Monday, May 26, 2008

Globe: Jimmies thrive, tonic declines.

This Memorial Day, the Boston Globe reports on the state of the English language in Eastern Massachusetts. Though I'm hard-pressed to find a connection between the holiday and the article, the Globe has some interesting things to say about the continuing evolution of Boston English. Here's an excerpt:
Jimmies. Regular coffee. Elastic. Bubbler. Tonic. Dungarees. Carriages. Gonzo. Packie. Parlor. Rotary. Bang a U-ey. Hosey. Wicked. There are hundreds of local terms. Some are going strong. Some have even gone national. Some aren't ours alone. And some are fading fast. Almost no one says "scoop" or "score" anymore. Boston teens have become like their counterparts around the country; they use the blanket term for youthful intimacy, "hook up."

So in the age of the mass media, with our national dialect becoming increasingly standardized, which of our local slang words are going to survive?

To gauge the status of Boston English, City Weekly polled the two camps that know the most about our language - the adults who study it, and the teenagers who dictate its evolution. Linguists say the terms that have the best chance of surviving are those that don't have an accepted term nationally, or that cover something that is relatively obscure.

"The media isn't telling you what to call 'jimmies,' " said John McCarthy, a linguistics professor at the University of Massachusetts at Amherst, referring to the local term for the rod-shaped chocolate bits used as an ice cream topping. "You don't see any advertising or discussion of jimmies, so people don't know that there is another word for it - 'sprinkles.' " (There are some who believe jimmies to be a racial slur - a play on the Jim Crow segregation laws - but McCarthy says it originated as a trademark name from a local company that made the chocolate topping, a contention that is supported by the Dictionary of American Regional English.)

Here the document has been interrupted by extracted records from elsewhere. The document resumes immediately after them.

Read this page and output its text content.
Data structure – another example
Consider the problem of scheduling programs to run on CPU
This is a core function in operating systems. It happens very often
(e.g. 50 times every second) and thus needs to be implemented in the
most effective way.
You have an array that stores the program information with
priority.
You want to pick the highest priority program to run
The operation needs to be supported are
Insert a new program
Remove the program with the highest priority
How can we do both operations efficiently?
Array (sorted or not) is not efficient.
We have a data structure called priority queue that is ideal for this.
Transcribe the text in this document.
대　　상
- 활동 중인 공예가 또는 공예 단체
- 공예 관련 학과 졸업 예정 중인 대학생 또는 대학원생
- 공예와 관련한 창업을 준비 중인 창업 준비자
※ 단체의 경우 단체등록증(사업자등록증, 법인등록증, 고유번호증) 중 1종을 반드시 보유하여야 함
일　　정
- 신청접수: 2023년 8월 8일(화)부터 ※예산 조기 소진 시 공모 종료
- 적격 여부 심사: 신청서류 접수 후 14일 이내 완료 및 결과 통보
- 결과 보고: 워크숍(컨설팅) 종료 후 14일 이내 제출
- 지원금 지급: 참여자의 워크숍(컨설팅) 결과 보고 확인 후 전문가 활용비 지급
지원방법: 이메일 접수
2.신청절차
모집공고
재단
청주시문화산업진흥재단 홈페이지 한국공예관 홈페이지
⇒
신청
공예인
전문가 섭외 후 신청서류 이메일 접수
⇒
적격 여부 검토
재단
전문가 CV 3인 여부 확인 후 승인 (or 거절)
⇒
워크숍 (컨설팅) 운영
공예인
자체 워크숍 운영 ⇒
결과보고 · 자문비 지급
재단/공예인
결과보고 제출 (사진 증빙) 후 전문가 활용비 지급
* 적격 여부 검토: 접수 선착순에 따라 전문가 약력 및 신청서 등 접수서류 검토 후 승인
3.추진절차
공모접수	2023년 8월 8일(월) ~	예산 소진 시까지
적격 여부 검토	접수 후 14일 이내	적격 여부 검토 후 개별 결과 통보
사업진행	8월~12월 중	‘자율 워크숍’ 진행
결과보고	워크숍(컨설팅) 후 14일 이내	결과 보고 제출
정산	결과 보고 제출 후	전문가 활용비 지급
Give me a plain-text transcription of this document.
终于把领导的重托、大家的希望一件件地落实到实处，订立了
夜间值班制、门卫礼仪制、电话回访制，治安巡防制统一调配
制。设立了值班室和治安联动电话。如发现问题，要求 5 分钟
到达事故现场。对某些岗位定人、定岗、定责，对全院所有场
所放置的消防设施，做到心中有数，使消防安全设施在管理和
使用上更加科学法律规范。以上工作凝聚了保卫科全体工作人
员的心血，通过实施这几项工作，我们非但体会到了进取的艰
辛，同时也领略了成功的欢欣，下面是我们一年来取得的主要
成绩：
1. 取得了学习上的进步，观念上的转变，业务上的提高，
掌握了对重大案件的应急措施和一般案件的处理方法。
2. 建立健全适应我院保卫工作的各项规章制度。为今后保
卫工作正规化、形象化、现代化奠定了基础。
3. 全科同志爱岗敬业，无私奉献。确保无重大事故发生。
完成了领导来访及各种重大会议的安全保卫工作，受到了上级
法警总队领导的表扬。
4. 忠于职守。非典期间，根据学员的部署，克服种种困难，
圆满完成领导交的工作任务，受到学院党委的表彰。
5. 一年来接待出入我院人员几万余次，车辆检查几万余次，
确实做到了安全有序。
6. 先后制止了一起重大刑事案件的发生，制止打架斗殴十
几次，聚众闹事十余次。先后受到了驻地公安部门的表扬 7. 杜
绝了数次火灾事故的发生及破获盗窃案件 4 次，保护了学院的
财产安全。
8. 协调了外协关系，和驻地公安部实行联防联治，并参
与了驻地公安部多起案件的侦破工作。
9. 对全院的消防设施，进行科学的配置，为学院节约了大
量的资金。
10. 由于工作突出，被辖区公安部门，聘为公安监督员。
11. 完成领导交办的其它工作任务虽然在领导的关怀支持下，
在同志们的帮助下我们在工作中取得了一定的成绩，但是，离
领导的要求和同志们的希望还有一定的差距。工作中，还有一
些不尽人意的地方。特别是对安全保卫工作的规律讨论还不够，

What do you call the thing you push in the grocery store? "In Boston," McCarthy said, "that's called a 'carriage.' To the rest of the world, that's a grocery cart. But unless you've traveled, you don't know that there's anything else to call it because it's not the sort of thing they usually talk about on a television show."

At Boston Latin, the city's elite entrance-exam school that draws kids from all corners of "the Hub," an informal poll of nearly 200 students found that 61 percent still use the term jimmies, and 29 percent still say carriage. But some of the other iconic words are not so lucky.

Ever spill tonic on your dungarees? The kids at Latin don't. They spill soda on their jeans. Only 11 percent said they still used tonic - one of the more peculiar Bostonisms because it's the name for a completely different beverage - while just 7 percent still use dungarees as a term for denim jeans.
On one level, to speak of "Boston English" as a monolithic dialect is somewhat inaccurate. It's often lost on people who grew up elsewhere, but Massachusetts is home to a great variety of dialects. The accents of people in my native region are not identical with those of people who grew up in South Boston, though there are similarities in vocabulary as well as some differences. I've always preferred to ask for "jimmies" and not "sprinkles," I drink from a "bubbler" rather than a "water fountain," I keep a bag of "elastics" in my desk, and I can navigate a "rotary" with relative ease. As far as I can recall, I've never used the word "tonic" as it is used in Bostonese, nor am I aware of the term being used that way by members of my family. However, I think I've always been aware that "tonic" was a word that some older people used to refer to the stuff that I always called "soda." (On an unrelated note, the Midwestern term "pop" still sounds strange to my ears, and the generic use of "Coke" for all soft drinks baffles me completely.)

"Wicked" is a class by itself. I've used "wicked" as an intensifier for most of my life, but I've noticed that over time the term has crept across the country and acquired a certain degree of national usage while retaining its reputation as Bay State slang. I've always thought of "sketchy" and its derivatives as having a similar canonical status as part of the Massachusetts lexicon, partly because "wicked" and "sketchy" (or just "sketch") were commonly used together when I was growing up - to describe a person, place or thing as "wicked sketchy" was to label he, she, or it as dangerous or simply suspect in a vague but nonetheless definite way. I don't know if this use of "sketchy" really originated in the Bay State, but as far as I'm concerned it might as well have.

More seriously, I believe that the distinctive regional identities that local accents and dialects represent are worth preserving. Reading the Globe article, I was intrigued by what UMass linguist John McCarthy had to say about the impact of the media and of popular culture on the death or survival of purely local slang. The use of a term like "jimmies" continues because it isn't challenged by the larger North American culture - unlike, say, the use of terms like "tonic" and "dungarees," which haven't held up well in the face of national ad campaigns pushing "soda" and "jeans." Truly distinctive elements of local culture would also seem to be better able to survive - a frappe, for example, really is different from a mikshake, so the term hangs on. May the same prove true of some of the other terms that make "Boston English" distinctive. AMDG.